Crayme fell back on his pillow and sighed. “If I could only think about her, Fred! But I can’t; whiskey’s the only thing that comes into my mind.”

“Can’t think about her!” exclaimed Fred; “why, are you acquainted with her yet, I wonder? I’ll never forget the evening you were married.”

“That was jolly, wasn’t it?” said Crayme. “I’ll bet such sherry was never opened west of the Alleghanies, before or——”

Hang your sherry!” roared Fred; “it’s your wife that I remember. You couldn’t see her, of course, for you were standing alongside of her; but the rest of us—well, I wished myself in your place, that’s all.”

“Did you, though?” said Crayme, with a smile which seemed rather proud; “well, I guess old Major Pike did too, for he drank to her about twenty times that evening. Let’s see; she wore a white moire antique, I think they called it, and it cost twenty-one dollars a dozen, and there was at least one broken bottle in every——”

“And I made up my mind she was throwing herself away, in marrying a fellow that would be sure to care more for whiskey than he did for her,” interrupted Fred.

“Ease off, Fred, ease off now; there wasn’t any whiskey there; I tried to get some of the old Twin Tulip brand for punch, but——”
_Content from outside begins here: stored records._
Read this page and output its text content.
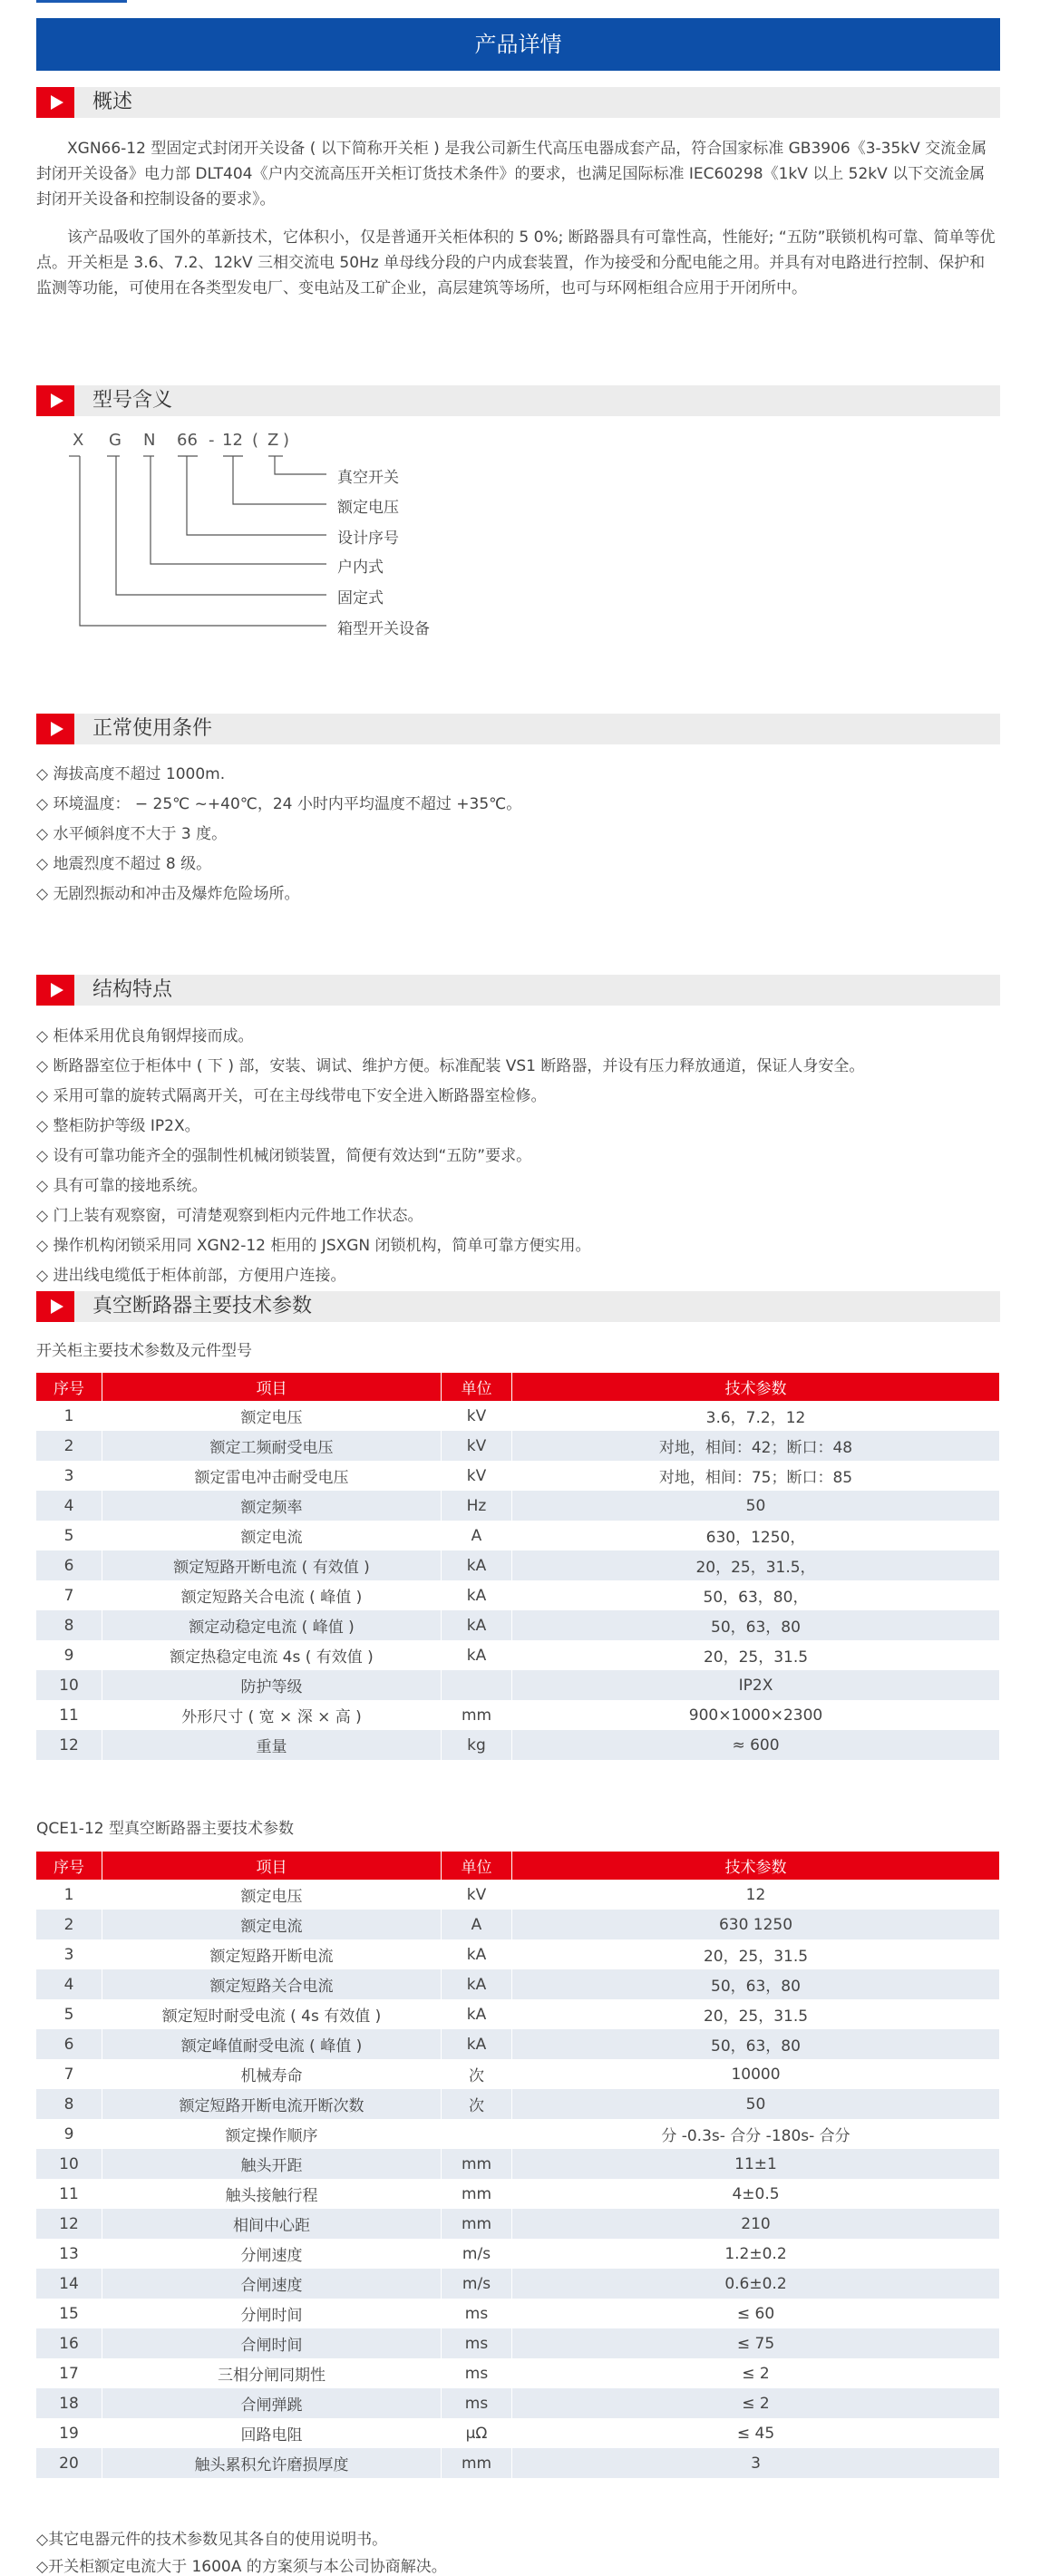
产品详情
概述

XGN66-12 型固定式封闭开关设备 ( 以下简称开关柜 ) 是我公司新生代高压电器成套产品，符合国家标准 GB3906《3-35kV 交流金属封闭开关设备》电力部 DLT404《户内交流高压开关柜订货技术条件》的要求，也满足国际标准 IEC60298《1kV 以上 52kV 以下交流金属封闭开关设备和控制设备的要求》。

该产品吸收了国外的革新技术，它体积小，仅是普通开关柜体积的 5 0%; 断路器具有可靠性高，性能好; “五防”联锁机构可靠、简单等优点。开关柜是 3.6、7.2、12kV 三相交流电 50Hz 单母线分段的户内成套装置，作为接受和分配电能之用。并具有对电路进行控制、保护和监测等功能，可使用在各类型发电厂、变电站及工矿企业，高层建筑等场所，也可与环网柜组合应用于开闭所中。

型号含义
X G N 66 - 12 ( Z )
真空开关
额定电压
设计序号
户内式
固定式
箱型开关设备
正常使用条件
◇ 海拔高度不超过 1000m.
◇ 环境温度： − 25℃ ~+40℃，24 小时内平均温度不超过 +35℃。
◇ 水平倾斜度不大于 3 度。
◇ 地震烈度不超过 8 级。
◇ 无剧烈振动和冲击及爆炸危险场所。
结构特点
◇ 柜体采用优良角钢焊接而成。
◇ 断路器室位于柜体中 ( 下 ) 部，安装、调试、维护方便。标准配装 VS1 断路器，并设有压力释放通道，保证人身安全。
◇ 采用可靠的旋转式隔离开关，可在主母线带电下安全进入断路器室检修。
◇ 整柜防护等级 IP2X。
◇ 设有可靠功能齐全的强制性机械闭锁装置，简便有效达到“五防”要求。
◇ 具有可靠的接地系统。
◇ 门上装有观察窗，可清楚观察到柜内元件地工作状态。
◇ 操作机构闭锁采用同 XGN2-12 柜用的 JSXGN 闭锁机构，简单可靠方便实用。
◇ 进出线电缆低于柜体前部，方便用户连接。
真空断路器主要技术参数
开关柜主要技术参数及元件型号
序号	项目	单位	技术参数
1	额定电压	kV	3.6，7.2，12
2	额定工频耐受电压	kV	对地，相间：42；断口：48
3	额定雷电冲击耐受电压	kV	对地，相间：75；断口：85
4	额定频率	Hz	50
5	额定电流	A	630，1250，
6	额定短路开断电流 ( 有效值 )	kA	20，25，31.5，
7	额定短路关合电流 ( 峰值 )	kA	50，63，80，
8	额定动稳定电流 ( 峰值 )	kA	50，63，80
9	额定热稳定电流 4s ( 有效值 )	kA	20，25，31.5
10	防护等级		IP2X
11	外形尺寸 ( 宽 × 深 × 高 )	mm	900×1000×2300
12	重量	kg	≈ 600
QCE1-12 型真空断路器主要技术参数
序号	项目	单位	技术参数
1	额定电压	kV	12
2	额定电流	A	630 1250
3	额定短路开断电流	kA	20，25，31.5
4	额定短路关合电流	kA	50，63，80
5	额定短时耐受电流 ( 4s 有效值 )	kA	20，25，31.5
6	额定峰值耐受电流 ( 峰值 )	kA	50，63，80
7	机械寿命	次	10000
8	额定短路开断电流开断次数	次	50
9	额定操作顺序		分 -0.3s- 合分 -180s- 合分
10	触头开距	mm	11±1
11	触头接触行程	mm	4±0.5
12	相间中心距	mm	210
13	分闸速度	m/s	1.2±0.2
14	合闸速度	m/s	0.6±0.2
15	分闸时间	ms	≤ 60
16	合闸时间	ms	≤ 75
17	三相分闸同期性	ms	≤ 2
18	合闸弹跳	ms	≤ 2
19	回路电阻	μΩ	≤ 45
20	触头累积允许磨损厚度	mm	3
◇其它电器元件的技术参数见其各自的使用说明书。
◇开关柜额定电流大于 1600A 的方案须与本公司协商解决。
“But the devil happened to be asleep, and you got a chance to behave yourself,” said Fred.

Crayme looked appealingly. “Fred,” said he, “tell me about her yourself; I’ll take it as a favor.”

“Why, she looked like a lot of lilies and roses,” said Fred, “except that you couldn’t tell where one left off and the other began. As she came into the room I felt like getting down on my knees. Old Bayle was telling me a vile story just then, but the minute she came in he stopped as if he was shot.”

“He wouldn’t drink a drop that evening,” said Crayme, “and I’ve puzzled my wits over that for five years——”

“She looked so proud of you,” interrupted Fred with some impatience.

“Did she?” asked Crayme. “Well, I guess I was a good-looking fellow in those days: I know Pike came up to me once, with a glass in his hand, and said that he ought to drink to me, for I was the finest-looking groom he’d ever seen. He was so tight, though, that he couldn’t hold his glass steady; and though you know I never had a drop of stingy blood in me, it did go to my heart to see him spill that gorgeous sherry.”

“She looked very proud of you,” Fred repeated; “but I can’t see why, for I’ve never seen her do it since.”

“You will, though, hang you!” exclaimed the captain. “Get out of here! I can think about her now, and I don’t want anybody else around. No rudeness meant, you know, Fred.”

Fred Macdonald retired quietly, taking with him the keys of both doors, and feeling more exhausted than he had been on any Saturday night since the building of the mill.